London: World stocks plummeted again on Thursday and government bonds hovered at multi-year highs after a series of rate rises from global central banks rekindled fears that aggressive policy tightening could drag economies into recession.
Following a relief rally on Wednesday when investors welcomed the US Federal Reserve's aggressive move to raise rates by 75 basis points - its biggest rate hike since 1994 - by buying shares, two other spates of policy tightening in Britain and Switzerland seemed to have sobered investors into refocusing on the chance that economies could slow as rates rise.
"Can the economy take it? So far, leading indicators show good readings, but we remain wary of a consumer strike," said Giuseppe Sette, president of the quantitative research firm Toggle.
By midday, MSCI's gauge of stocks across the globe had slumped 2.32 per cent to a new 19-1/2-month low, and the pan-European STOXX 600 index lost 2.47 per cent.
In New York, the Dow Jones Industrial Average dropped 2.5 per cent, the S&P 500 shed 3.3 per cent and the Nasdaq Composite slumped 4 per cent. All three indices were trading at their lowest in at least 1-1/2-years.
The dollar, which has benefited from rising US yields, flagged on Thursday, weighed in part by the Swiss franc, which surged after the Swiss National Bank surprised investors earlier in the day by raising interest rates for the first time in 15 years by 50 basis points.
The Bank of England (BoE) also lifted rates on Thursday for a fifth time since December by 25 basis points, a day after the European Central Bank promised support to temper a bond market rout fueled by hawkish expectations.
By 1629 GMT (1229 EDT), the Swiss franc had soared 2.9 per cent, its biggest one-day gain in seven years. A stronger Swiss franc dragged the dollar index down 1 per cent to 103.73, pulling it from a 20-year high of 105.79 struck on Wednesday.
"There's a lot of nervousness. After the initial relief to the Fed ... markets seem to have woken up that it is still a 75 basis point rate hike," said Giuseppe Sersale, strategist and portfolio manager at Anthilia in Milan.

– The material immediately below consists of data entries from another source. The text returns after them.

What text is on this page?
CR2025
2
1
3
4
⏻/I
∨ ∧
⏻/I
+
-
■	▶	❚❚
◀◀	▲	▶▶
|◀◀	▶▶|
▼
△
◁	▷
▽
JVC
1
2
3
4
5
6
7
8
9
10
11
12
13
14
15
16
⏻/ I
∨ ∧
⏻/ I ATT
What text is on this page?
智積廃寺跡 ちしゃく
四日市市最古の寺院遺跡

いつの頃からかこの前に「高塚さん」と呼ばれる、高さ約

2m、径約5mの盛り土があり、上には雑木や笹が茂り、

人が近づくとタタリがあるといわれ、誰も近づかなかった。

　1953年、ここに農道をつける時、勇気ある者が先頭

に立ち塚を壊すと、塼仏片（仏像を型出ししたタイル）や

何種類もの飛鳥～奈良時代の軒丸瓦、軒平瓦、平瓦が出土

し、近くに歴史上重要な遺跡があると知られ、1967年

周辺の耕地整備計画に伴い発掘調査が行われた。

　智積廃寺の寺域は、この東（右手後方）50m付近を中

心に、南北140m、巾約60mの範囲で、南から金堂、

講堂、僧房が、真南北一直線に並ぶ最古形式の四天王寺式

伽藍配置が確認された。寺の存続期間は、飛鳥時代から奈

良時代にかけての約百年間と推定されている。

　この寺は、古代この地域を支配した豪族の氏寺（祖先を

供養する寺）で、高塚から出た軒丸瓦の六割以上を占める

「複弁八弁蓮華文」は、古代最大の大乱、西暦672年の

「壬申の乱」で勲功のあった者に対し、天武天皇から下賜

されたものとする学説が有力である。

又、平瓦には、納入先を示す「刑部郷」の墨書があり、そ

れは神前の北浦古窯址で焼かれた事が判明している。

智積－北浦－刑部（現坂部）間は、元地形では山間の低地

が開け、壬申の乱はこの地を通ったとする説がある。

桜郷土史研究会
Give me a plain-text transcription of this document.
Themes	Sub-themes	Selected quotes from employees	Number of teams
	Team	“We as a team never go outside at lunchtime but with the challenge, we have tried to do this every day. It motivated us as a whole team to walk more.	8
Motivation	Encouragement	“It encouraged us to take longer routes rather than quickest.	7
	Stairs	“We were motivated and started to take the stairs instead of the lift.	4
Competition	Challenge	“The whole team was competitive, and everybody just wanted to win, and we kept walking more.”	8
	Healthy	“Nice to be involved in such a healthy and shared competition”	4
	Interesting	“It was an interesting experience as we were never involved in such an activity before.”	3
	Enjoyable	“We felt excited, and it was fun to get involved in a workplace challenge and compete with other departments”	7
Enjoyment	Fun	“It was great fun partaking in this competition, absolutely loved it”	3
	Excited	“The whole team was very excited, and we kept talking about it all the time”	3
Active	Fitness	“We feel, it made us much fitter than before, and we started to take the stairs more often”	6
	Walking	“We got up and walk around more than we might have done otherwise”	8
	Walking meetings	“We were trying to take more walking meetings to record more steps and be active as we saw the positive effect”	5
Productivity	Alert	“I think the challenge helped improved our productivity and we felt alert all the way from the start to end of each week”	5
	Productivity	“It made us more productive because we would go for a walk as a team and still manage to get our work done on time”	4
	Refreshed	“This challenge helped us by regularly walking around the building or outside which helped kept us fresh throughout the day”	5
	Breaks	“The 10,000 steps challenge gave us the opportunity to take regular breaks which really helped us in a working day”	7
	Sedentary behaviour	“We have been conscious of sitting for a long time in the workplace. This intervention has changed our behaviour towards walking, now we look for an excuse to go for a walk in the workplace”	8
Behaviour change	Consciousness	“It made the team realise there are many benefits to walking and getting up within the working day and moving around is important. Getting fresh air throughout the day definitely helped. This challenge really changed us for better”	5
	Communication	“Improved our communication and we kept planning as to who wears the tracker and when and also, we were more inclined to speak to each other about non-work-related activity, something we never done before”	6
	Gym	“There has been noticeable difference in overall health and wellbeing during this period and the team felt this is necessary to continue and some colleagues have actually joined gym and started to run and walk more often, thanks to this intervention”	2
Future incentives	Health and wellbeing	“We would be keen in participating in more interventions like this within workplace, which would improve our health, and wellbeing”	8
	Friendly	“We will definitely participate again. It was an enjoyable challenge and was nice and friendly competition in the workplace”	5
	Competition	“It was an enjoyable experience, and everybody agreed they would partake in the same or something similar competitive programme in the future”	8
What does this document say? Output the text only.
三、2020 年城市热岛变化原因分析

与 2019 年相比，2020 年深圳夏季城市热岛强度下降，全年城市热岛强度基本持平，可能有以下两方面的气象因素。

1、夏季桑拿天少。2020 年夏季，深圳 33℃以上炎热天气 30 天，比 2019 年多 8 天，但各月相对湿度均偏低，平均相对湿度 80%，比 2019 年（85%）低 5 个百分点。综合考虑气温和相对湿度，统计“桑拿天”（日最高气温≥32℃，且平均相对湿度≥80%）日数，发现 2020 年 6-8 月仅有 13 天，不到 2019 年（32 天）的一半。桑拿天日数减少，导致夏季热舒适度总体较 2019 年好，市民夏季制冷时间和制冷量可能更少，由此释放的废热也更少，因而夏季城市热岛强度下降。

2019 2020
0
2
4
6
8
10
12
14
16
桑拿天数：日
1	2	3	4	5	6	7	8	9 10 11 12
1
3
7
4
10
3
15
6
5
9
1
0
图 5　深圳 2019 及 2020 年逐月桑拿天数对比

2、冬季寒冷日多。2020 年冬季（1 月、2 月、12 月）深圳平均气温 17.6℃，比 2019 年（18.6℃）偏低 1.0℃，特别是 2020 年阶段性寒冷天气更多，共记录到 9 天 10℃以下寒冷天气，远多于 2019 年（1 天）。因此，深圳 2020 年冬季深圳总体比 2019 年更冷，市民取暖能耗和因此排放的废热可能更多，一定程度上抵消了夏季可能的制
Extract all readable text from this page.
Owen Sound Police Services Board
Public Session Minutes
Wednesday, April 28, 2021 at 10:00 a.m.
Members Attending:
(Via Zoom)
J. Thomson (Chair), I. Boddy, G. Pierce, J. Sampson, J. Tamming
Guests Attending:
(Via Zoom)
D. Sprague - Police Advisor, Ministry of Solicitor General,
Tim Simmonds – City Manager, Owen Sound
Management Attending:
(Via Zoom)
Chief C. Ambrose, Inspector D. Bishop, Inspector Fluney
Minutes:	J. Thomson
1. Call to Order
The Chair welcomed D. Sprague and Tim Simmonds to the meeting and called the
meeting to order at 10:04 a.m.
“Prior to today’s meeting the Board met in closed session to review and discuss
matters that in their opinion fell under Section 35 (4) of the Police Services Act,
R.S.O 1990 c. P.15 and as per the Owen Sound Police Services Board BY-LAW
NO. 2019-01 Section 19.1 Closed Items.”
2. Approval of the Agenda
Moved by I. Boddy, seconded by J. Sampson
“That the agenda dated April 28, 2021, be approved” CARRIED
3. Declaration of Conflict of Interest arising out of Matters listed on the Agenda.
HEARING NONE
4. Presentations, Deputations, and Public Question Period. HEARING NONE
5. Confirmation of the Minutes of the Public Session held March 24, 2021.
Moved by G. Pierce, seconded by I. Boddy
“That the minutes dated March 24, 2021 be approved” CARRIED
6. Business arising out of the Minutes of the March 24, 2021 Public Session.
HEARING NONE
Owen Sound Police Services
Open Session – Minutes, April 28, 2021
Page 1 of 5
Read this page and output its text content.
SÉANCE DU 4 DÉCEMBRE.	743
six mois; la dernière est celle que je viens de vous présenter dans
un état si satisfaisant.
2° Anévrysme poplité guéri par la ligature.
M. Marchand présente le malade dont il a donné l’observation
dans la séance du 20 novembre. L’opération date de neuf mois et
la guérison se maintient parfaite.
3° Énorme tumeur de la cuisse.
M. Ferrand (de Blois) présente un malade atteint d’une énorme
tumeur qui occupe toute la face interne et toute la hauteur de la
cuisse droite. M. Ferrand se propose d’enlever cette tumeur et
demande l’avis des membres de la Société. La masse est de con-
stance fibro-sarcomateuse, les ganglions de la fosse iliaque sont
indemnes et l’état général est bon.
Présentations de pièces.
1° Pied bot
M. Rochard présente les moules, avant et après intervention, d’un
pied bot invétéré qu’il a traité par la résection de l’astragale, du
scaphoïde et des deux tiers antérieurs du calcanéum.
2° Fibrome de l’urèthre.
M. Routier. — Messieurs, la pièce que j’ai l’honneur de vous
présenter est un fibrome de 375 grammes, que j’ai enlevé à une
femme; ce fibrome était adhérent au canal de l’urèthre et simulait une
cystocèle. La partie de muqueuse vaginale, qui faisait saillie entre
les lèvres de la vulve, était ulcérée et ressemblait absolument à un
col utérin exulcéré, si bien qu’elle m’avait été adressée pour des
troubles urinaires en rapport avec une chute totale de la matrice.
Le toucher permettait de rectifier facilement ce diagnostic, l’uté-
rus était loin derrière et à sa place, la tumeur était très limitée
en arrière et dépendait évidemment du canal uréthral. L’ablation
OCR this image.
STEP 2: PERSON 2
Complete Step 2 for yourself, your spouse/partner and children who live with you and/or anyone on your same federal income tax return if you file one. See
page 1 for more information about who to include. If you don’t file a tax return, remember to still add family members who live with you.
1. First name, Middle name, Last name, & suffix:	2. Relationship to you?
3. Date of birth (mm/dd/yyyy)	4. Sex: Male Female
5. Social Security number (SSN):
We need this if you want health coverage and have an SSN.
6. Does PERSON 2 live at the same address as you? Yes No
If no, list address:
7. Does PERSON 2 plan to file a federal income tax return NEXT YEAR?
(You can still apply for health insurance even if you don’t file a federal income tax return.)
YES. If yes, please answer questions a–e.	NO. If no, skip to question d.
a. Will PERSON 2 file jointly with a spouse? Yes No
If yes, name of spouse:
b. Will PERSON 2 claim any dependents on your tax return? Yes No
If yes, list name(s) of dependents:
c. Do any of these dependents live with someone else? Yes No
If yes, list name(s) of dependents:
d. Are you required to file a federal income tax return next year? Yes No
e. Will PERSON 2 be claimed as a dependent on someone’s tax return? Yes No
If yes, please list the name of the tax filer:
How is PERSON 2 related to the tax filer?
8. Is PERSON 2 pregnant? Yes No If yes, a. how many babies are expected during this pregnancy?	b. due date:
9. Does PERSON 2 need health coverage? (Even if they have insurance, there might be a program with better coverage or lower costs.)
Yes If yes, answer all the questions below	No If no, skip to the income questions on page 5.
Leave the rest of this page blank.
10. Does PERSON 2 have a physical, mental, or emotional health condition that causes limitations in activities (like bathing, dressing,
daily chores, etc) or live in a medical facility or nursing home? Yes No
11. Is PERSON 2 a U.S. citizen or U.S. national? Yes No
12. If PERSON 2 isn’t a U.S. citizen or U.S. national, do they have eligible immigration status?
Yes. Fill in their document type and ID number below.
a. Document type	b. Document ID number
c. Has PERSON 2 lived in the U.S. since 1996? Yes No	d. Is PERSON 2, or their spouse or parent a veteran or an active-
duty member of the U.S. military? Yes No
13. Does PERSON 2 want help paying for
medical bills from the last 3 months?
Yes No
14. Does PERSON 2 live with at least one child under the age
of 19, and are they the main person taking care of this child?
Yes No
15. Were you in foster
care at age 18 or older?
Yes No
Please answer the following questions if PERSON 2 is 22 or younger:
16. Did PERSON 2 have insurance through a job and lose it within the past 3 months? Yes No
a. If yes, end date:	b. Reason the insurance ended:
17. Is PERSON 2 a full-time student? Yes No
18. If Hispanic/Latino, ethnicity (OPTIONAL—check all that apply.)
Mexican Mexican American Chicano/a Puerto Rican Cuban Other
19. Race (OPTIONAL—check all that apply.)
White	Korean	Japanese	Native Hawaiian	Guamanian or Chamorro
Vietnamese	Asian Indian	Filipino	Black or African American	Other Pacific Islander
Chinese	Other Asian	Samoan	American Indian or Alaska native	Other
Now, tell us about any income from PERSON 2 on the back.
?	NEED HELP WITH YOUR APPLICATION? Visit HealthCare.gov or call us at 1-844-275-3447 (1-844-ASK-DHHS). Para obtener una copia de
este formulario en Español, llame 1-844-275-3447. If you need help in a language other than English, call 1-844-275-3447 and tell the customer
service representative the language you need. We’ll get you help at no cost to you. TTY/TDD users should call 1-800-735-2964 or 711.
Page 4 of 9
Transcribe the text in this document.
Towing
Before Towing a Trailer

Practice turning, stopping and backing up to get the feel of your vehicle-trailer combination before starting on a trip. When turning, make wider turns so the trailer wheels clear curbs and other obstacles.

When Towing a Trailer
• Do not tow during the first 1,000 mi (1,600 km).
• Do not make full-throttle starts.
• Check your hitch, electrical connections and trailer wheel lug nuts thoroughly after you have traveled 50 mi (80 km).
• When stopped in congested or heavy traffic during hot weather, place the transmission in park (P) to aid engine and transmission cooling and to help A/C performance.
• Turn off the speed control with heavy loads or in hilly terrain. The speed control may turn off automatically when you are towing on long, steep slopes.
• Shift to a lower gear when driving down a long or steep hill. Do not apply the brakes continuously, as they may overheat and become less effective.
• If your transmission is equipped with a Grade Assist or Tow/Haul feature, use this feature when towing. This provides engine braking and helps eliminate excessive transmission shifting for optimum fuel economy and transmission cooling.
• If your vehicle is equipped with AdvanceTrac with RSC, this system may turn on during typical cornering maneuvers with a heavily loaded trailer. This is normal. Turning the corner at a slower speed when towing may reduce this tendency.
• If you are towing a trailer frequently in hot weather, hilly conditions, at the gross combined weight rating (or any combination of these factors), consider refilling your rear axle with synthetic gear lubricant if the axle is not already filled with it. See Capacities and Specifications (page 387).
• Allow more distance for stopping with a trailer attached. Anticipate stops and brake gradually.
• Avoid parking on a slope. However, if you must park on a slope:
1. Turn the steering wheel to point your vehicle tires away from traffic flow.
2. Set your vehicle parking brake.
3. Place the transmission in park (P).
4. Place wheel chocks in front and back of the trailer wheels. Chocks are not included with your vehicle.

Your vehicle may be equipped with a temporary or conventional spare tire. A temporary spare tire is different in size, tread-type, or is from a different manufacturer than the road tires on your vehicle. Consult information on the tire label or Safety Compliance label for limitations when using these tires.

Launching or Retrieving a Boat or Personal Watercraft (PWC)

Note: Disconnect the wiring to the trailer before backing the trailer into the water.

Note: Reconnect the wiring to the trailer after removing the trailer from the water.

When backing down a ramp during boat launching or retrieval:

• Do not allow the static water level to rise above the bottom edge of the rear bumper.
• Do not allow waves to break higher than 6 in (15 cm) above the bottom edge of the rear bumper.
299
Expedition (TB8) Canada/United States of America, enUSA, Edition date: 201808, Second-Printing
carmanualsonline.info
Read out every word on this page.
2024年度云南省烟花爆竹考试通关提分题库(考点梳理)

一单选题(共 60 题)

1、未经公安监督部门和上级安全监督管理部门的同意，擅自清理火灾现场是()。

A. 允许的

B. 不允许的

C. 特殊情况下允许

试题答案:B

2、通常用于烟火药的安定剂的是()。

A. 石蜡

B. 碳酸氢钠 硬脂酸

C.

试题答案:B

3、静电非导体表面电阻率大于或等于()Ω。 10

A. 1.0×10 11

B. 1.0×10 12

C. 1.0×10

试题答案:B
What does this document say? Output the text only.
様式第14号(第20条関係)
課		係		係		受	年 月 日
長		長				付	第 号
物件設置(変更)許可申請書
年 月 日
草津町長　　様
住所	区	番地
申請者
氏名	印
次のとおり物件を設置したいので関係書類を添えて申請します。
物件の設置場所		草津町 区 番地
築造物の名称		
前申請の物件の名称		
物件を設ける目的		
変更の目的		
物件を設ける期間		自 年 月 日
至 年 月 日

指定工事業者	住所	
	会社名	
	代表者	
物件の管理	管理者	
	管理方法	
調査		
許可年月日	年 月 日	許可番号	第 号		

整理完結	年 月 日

"If even the Swiss central bank surprisingly raises by half a point, clearly investors imagine that the tightening of central banks is still very violent. There is very little to be cheerful about," Sersale added.
Swiss stocks were close to confirming a bear market pattern, having fallen about 19 per cent since a Jan. 3 closing high.
Britain's top FTSE 100 equity benchmark slumped 3.14 per cent following the BoE's rate hike, which confounded some forecasts of a bigger move.
"Once again the BoE looks like the timid cat next to the Fed's roar against inflation. ... A 6-3 vote on 25 bps means that the sterling bulls will have little to back up any attempt to push the pound higher against the dollar," said Chris Beauchamp, chief market analyst at IG Group in London.
Sterling initially plunged after the BoE's rate announcement, but recovered in New York trade to be up 1.7 per cent at $1.2389.
The Fed's rate rise on Wednesday was accompanied by projections that showed US economic growth slowing to a below-trend rate of 1.7 per cent, and policymakers expect to cut interest rates in 2024.
Data on Friday showed a sharper-than-expected rise in US inflation in May, alongside a University of Michigan survey showing consumers' five-year inflation expectations jumping sharply to their highest since June 2008.
In a reflection of the gloom hanging over markets, MSCI's broadest index of Asia-Pacific shares outside Japan ended down 0.84 per cent, erasing earlier gains.
The SNB hike helped put fresh pressure on European bond prices as investors ramped up bets for ECB rate hikes. Germany's 10-year yield, the benchmark for the bloc, jumped as much as 26 basis points at one point.
US 10-year Treasury yields hit a high of 3.495 per cent before pulling back to 3.3125 per cent.
Oil prices reversed earlier losses after the United States announced new sanctions on Iran, and as supply concerns remain at the forefront of energy markets.
US crude rose 0.9 per cent to $116.35 per barrel and Brent rose 0.35 per cent to $118.9.
Gold, which has been hammered by a stronger dollar and rising yields, rose as the dollar and Treasury yields flagged.
Spot gold jumped 1 per cent to $1,851.82 an ounce.